Air Afrik, which has offices in Kenya and South Sudan, claims that Stanbic Bank, which also has operations in the two countries, breached banking regulations by failing to act diligently before crediting funds, freezing its accounts and reversing the funds without a valid court order or a directive from the Central Bank of Kenya.

At the centre of the dispute is a $7.2-million down payment said to have been made by the Government of South Sudan, which the bank is alleged to have credited to Air Afrik’s bank account held in the same bank only to reverse it a few days later.

Stanbic Bank is accused of not following the rules of banking and the Kenyan law when reversing the money from Air Afrik’s account.

However, in the court documents, Stanbic Bank says it acted on a Credit Advice Note from the Bank of South Sudan, which was not backed by funds to credit Air Afrik’s account in Juba and could not therefore use its own funds.
Air Afrik says when the $7.2 million went into its account, the transaction was complete in law and the bank could not lawfully reverse the funds without a proper signing mandate or a court order.

The payment was the deposit for a plane-leasing contract that Air Afrik had signed with the Ministry of Defence and Veteran Affairs of South Sudan in September 2014. The contract was to lease several aircraft for a year, from October 1, 2014 to August 30, 2015.

Under the agreement, Juba was required to pay Air Afrik a deposit of 35 per cent ($7.2 million) of the value of total contract sum estimated at $20.64 million.

Stanbic says that on February 5, 2016, it received a Credit Advice Note from the Bank of South Sudan advising that its account at BSS had been credited on account of Air Afrik in relation to payment from the Ministry of Finance and Economic Planning under the subject “contract.”

On February 8, the bank says it credited the airline’s account with the same amount and debited it with the applicable commissions.

“At that point, the defendant Stanbic Bank had no reason to suspect or believe that the credit advice was not backed by actual funds,” says Stanbic Bank.

Air Afrik claims that upon the money being credited in its account, it withdrew $1.1 million without any hindrance and the bank debited its accounts.

However, according to the lender, efforts to push the Bank of South Sudan to release the $7.2 million did not bear fruit as the central bank did not respond to their letters.

The lender says it notified Air Afrik that the amount had been credited to its account in error and therefore reversed it.

“The defendant Stanbic Bank suddenly and without any formal or other notification whatsoever to the plaintiff [Air Afrik] and without the plaintiff’s knowledge, consent or approval illegally, unlawfully and without any court order, valid justification or colour of right whatsoever purported to freeze the plaintiff’s bank account and denied the plaintiff access to its account,” the company says in the court documents.

According to Air Afrik, the failure to get access to the funds weakened its capacity to service the plane-leasing contract. The contract was terminated, causing it losses and damages amounting to $14.4 million.

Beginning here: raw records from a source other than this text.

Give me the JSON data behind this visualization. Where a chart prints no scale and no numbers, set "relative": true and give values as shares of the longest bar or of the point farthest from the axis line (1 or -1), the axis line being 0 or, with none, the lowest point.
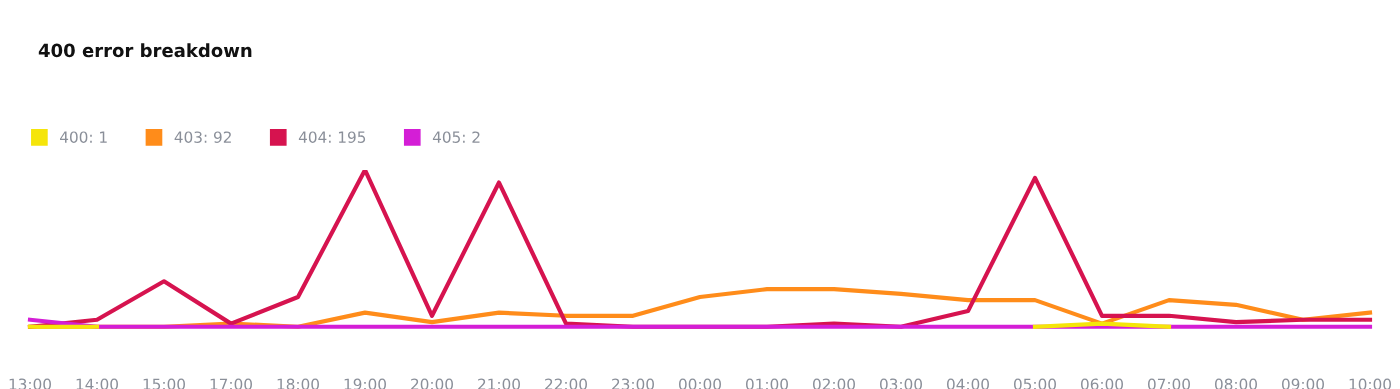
{
  "chart_data": {
    "type": "line",
    "title": "400 error breakdown",
    "relative": true,
    "grid": false,
    "legend": "top left",
    "marker": "none",
    "line_style": "solid",
    "categories": [
      "13:00",
      "14:00",
      "15:00",
      "17:00",
      "18:00",
      "19:00",
      "20:00",
      "21:00",
      "22:00",
      "23:00",
      "00:00",
      "01:00",
      "02:00",
      "03:00",
      "04:00",
      "05:00",
      "06:00",
      "07:00",
      "08:00",
      "09:00",
      "10:00"
    ],
    "series": [
      {
        "name": "400: 1",
        "color": "#f5e50a",
        "values": [
          0,
          0,
          null,
          null,
          null,
          null,
          null,
          null,
          null,
          null,
          null,
          null,
          null,
          null,
          null,
          0,
          0.02,
          0,
          null,
          null,
          null
        ]
      },
      {
        "name": "403: 92",
        "color": "#ff8c1a",
        "values": [
          0,
          0,
          0,
          0.02,
          0,
          0.09,
          0.03,
          0.09,
          0.07,
          0.07,
          0.19,
          0.24,
          0.24,
          0.21,
          0.17,
          0.17,
          0.02,
          0.17,
          0.14,
          0.045,
          0.09
        ]
      },
      {
        "name": "404: 195",
        "color": "#d6134f",
        "values": [
          0,
          0.045,
          0.29,
          0.02,
          0.19,
          1.0,
          0.07,
          0.92,
          0.02,
          0,
          0,
          0,
          0.02,
          0,
          0.1,
          0.95,
          0.07,
          0.07,
          0.03,
          0.045,
          0.045
        ]
      },
      {
        "name": "405: 2",
        "color": "#d41ed6",
        "values": [
          0.045,
          0,
          0,
          0,
          0,
          0,
          0,
          0,
          0,
          0,
          0,
          0,
          0,
          0,
          0,
          0,
          0,
          0,
          0,
          0,
          0
        ]
      }
    ]
  }
}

Air Afrik claims that Stanbic Bank failed to adhere to the payments regulations and procedures of South Sudan’s banking industry requiring that all amounts exceeding $50,000 only be credited to the customer’s account once the Bank of South Sudan had transferred the funds to its Nostro (offshore) accounts and the receipt is confirmed.

Air Afrik further claims that the action by Stanbic Bank to freeze its bank account and deny it access to its funds and further reverse the disputed cash without its consent and authority was done in bad faith.

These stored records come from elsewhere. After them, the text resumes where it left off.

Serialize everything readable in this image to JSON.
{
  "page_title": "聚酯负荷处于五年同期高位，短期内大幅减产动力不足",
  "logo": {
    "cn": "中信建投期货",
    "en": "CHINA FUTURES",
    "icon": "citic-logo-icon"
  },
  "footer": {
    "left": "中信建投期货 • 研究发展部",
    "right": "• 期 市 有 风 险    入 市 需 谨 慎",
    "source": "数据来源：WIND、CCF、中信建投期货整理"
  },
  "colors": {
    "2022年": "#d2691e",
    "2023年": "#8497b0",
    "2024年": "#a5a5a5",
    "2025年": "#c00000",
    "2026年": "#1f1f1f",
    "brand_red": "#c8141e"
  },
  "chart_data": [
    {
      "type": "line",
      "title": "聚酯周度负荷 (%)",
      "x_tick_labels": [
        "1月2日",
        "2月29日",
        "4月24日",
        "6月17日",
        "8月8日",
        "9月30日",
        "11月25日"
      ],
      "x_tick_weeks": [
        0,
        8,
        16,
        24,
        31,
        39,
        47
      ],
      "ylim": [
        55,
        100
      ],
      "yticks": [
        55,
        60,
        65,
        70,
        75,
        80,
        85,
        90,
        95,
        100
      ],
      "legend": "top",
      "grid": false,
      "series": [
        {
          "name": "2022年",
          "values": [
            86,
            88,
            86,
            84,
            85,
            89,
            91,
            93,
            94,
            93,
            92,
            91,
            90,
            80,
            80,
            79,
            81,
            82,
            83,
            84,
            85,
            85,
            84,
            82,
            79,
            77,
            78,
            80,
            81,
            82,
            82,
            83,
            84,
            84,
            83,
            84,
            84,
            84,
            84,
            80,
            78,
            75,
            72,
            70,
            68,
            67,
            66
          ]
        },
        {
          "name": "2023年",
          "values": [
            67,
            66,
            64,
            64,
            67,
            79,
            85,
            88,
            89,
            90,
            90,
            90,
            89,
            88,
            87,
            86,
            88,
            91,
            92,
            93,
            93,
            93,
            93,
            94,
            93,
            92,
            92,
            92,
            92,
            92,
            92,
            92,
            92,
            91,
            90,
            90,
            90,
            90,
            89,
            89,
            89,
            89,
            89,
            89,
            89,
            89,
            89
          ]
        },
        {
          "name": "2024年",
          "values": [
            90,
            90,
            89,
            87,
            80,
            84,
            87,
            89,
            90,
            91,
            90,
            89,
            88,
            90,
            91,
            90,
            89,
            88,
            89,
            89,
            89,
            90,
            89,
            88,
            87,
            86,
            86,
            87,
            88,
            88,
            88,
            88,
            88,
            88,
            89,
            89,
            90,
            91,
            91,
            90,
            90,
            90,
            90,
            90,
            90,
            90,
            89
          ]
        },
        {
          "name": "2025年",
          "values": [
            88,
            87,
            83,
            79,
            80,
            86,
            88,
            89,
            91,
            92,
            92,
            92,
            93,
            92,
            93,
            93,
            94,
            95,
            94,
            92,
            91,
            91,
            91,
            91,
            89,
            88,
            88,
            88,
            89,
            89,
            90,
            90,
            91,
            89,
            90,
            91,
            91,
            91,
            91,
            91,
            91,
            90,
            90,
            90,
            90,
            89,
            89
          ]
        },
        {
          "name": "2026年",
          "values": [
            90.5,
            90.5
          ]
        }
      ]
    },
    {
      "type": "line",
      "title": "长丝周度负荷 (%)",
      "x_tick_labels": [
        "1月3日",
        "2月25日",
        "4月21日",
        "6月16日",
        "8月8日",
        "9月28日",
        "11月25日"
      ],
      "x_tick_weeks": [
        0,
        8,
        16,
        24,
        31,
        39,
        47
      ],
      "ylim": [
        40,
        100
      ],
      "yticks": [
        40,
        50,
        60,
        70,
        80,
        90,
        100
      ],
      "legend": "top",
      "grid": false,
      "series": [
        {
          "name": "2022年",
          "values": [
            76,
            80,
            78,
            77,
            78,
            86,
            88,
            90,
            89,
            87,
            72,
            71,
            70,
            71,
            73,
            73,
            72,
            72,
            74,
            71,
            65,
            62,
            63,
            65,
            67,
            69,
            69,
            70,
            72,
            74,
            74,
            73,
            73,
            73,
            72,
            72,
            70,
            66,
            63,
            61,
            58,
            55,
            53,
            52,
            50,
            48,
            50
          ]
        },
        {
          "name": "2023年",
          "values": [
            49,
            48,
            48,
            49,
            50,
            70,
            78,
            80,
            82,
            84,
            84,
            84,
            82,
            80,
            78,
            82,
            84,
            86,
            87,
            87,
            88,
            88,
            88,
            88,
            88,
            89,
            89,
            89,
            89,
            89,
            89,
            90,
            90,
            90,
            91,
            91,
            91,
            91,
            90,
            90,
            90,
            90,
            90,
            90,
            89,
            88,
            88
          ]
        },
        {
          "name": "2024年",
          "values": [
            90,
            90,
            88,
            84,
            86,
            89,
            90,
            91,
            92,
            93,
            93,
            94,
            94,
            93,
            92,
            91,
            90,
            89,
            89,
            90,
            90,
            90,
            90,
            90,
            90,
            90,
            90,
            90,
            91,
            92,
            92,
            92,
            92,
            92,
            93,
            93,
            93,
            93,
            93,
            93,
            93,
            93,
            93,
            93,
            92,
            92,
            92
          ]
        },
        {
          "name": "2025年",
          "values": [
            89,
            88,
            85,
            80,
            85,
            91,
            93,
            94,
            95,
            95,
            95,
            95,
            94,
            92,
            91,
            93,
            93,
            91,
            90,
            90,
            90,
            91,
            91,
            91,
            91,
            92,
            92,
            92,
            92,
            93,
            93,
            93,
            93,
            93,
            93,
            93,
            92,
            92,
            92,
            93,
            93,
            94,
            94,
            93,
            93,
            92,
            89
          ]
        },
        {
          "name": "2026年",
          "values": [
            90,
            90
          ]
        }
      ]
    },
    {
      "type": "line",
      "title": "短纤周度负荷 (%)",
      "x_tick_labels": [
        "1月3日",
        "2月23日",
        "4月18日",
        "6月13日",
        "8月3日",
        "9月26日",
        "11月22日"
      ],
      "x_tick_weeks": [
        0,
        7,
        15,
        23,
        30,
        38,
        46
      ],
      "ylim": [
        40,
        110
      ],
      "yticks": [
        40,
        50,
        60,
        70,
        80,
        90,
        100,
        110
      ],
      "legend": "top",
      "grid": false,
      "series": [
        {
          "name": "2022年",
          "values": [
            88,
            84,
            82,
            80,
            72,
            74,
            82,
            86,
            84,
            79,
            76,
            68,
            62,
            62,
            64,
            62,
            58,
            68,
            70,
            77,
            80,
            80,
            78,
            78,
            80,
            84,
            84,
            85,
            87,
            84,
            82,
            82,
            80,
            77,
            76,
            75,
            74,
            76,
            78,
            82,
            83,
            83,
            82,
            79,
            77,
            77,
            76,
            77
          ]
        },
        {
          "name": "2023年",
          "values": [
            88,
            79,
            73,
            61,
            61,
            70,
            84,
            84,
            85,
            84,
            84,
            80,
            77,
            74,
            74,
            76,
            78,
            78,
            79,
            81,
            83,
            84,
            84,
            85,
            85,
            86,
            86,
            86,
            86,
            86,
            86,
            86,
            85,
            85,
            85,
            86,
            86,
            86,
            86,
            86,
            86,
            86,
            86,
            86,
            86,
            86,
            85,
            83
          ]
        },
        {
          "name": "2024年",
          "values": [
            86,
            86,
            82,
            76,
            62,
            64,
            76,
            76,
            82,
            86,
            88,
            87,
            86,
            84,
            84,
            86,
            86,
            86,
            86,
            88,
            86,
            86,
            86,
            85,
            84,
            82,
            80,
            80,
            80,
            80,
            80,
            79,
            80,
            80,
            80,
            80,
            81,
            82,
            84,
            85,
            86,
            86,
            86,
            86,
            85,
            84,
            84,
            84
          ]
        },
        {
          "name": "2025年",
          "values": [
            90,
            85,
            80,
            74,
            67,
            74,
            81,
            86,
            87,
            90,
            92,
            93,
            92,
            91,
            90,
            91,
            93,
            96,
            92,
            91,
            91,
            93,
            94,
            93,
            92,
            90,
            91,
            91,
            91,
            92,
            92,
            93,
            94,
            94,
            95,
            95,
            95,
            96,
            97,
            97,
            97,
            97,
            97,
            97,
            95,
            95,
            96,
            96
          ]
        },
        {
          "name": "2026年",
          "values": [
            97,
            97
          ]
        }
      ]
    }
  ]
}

Air Afrik also claims that the bank deliberately withheld crucial information from the company as its customer, with a view to covering its negligent errors, oversights and unlawful actions, and that the lender also failed to own up and take responsibility for its own errors and oversights and compensate the plaintiff adequately for the damages and inconveniences suffered.

Air Afrik is seeking a declaration from the court that by freezing its accounts without a court order and reversing the deposit of $7.2 million, the bank acted illegally.

The company seeks compensation amounting to $14.4 million for the loss suffered and the costs of the suit.

The suit is yet to be heard by the court.